Boutiques occupy about 40 percent of the center core space (cosmetics, footwear, jewelry and accessories) while 80 percent of the ready-to-wear floor is occupied by boutiques, and the remainder is for men’s and kids. The store will be manned with personal shoppers called style advisers, in addition to the sales associates, as well as a Studio Services department to help movie studios outfit their actors and actresses.
Bloomingdale’s in Glendale took over a former Mervyn’s store, gutted the box and expanded the footprint deeper into the mall, giving it greater space and taking over an existing skylight. At night, the store will be visible from afar, with a combination of LED illuminated squares and pale gray, silver, green and black tiles. Inside, associates will be equipped with mobile checkout devices and digital look books, and a “denim seeker” to help find the best jean fit. A by-invitation private preview day will donate a portion of the proceeds to 10 local charities.
Bloomingdale’s executives said they’ve eyed the Glendale Galleria for years. The turning point came when the mall began a major redevelopment and upgrading. The 1.5-million-square-foot mall, owned by General Growth Properties Inc., created an outdoor public plaza, new entrances, new restaurants and signs, and modernized the food court, the floors, lighting, elevators, escalators and added chandeliers and water features. The mall was built in 1976, and is known for housing the first Apple Store and the first Disney Store.
The last department store opened by Bloomingdale’s, which generated north of $3 billion in revenues last year in 36 locations, was in Santa Monica in August 2010. That same month, Bloomingdale’s began opening outlets and currently has 13. Earlier in 2010, Bloomingdale’s opened its first and only international store, in Dubai.
Glendale is Bloomingdale’s eighth unit in Southern California, 10th in the state, and 37th in the entire chain. After Glendale, the next Bloomingdale’s opening will be in Stanford, Calif., in fall 2014, replacing an existing unit. In fall 2015, a store will open in the Ala Moana mall in Hawaii.
“People are talking to Bloomingdale’s about locations in lots of places. We’ve had good growth over the last number of years, so why not? We have fewer stores than either Nordstrom or Neiman’s,” Gould said.
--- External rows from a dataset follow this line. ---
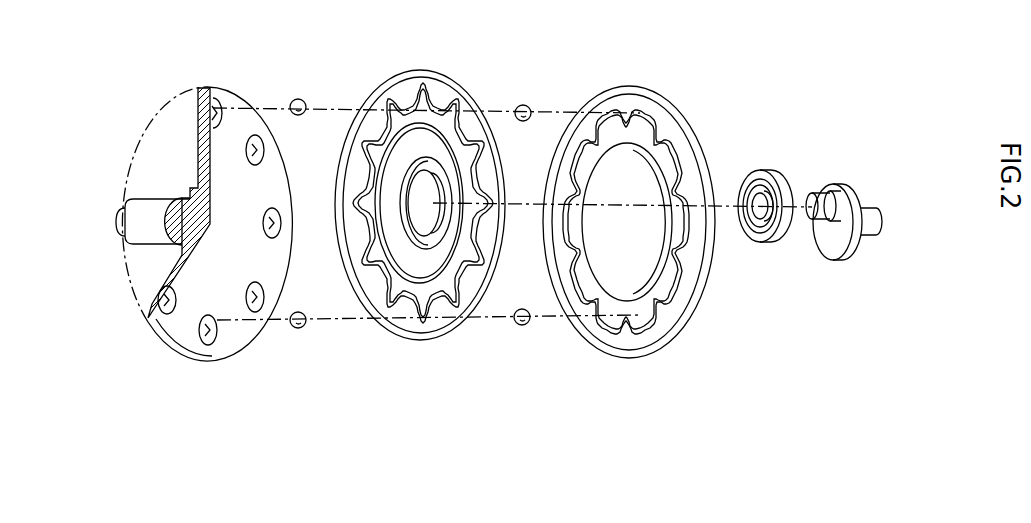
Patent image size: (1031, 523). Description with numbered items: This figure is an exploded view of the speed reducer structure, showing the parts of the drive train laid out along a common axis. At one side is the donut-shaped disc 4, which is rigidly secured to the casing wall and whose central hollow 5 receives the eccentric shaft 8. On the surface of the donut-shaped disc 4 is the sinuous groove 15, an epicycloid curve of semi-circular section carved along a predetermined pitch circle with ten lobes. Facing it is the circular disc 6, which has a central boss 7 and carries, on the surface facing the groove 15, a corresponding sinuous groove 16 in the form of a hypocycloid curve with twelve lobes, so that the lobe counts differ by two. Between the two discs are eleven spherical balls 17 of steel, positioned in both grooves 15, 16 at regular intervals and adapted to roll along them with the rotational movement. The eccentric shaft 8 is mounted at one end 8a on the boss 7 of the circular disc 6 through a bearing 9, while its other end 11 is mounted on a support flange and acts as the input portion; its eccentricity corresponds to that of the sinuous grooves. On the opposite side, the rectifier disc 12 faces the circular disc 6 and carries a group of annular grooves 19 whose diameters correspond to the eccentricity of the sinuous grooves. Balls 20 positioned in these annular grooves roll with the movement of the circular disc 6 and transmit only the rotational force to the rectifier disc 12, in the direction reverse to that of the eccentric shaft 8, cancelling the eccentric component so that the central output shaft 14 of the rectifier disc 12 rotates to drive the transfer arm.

The donut-shaped disc 4 is at (650, 203).
The central hollow 5 is at (653, 165).
The circular disc 6 is at (438, 174).
The central boss 7 is at (448, 190).
The eccentric shaft 8 is at (834, 234).
The one end of the eccentric shaft 8a is at (828, 191).
The bearing 9 is at (769, 176).
The other end of the eccentric shaft 11 is at (879, 215).
The rectifier disc 12 is at (234, 103).
The output shaft 14 is at (148, 240).
The sinuous groove 15 is at (670, 150).
The sinuous groove 16 is at (472, 137).
The spherical balls 17 is at (527, 105).
The annular grooves 19 is at (264, 152).
The balls 20 is at (300, 99).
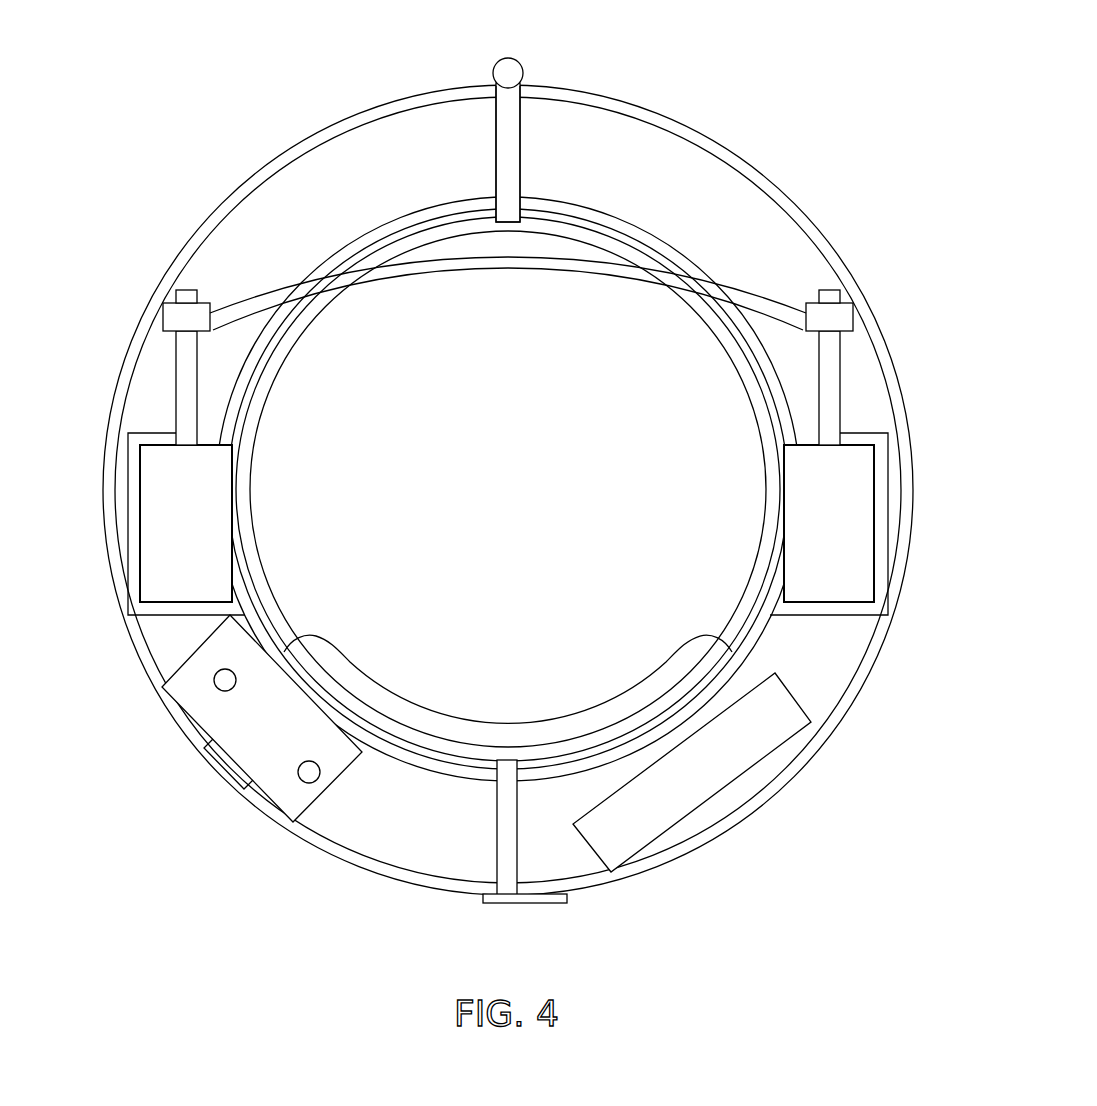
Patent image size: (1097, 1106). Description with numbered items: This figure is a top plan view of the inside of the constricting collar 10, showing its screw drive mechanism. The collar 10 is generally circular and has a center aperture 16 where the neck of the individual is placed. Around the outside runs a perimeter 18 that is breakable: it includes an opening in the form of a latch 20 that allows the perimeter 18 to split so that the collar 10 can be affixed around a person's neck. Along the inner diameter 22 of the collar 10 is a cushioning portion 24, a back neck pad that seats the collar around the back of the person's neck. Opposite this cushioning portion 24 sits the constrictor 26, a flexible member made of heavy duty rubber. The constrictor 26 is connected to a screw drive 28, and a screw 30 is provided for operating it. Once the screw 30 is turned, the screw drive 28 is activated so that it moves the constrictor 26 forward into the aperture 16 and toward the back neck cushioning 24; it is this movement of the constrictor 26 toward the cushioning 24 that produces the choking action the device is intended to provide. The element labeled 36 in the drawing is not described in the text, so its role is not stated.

The Neiman Marcus Group operates 41 Neiman Marcus stores, two Bergdorf Goodman stores and 36 Last Call clearance centers. Nordstrom has 117 full-line stores and 131 Nordstrom Rack outlets. “We have opportunities.”
Among the most likely targets are the Pacific Northwest, Arizona and Texas, where Bloomingdale’s has no department stores.
The retailer could also open additional freestanding home stores, like the Medinah unit in Chicago, Gould suggested. “We don’t have a separate home-store strategy but that doesn’t mean there isn’t an opportunity.”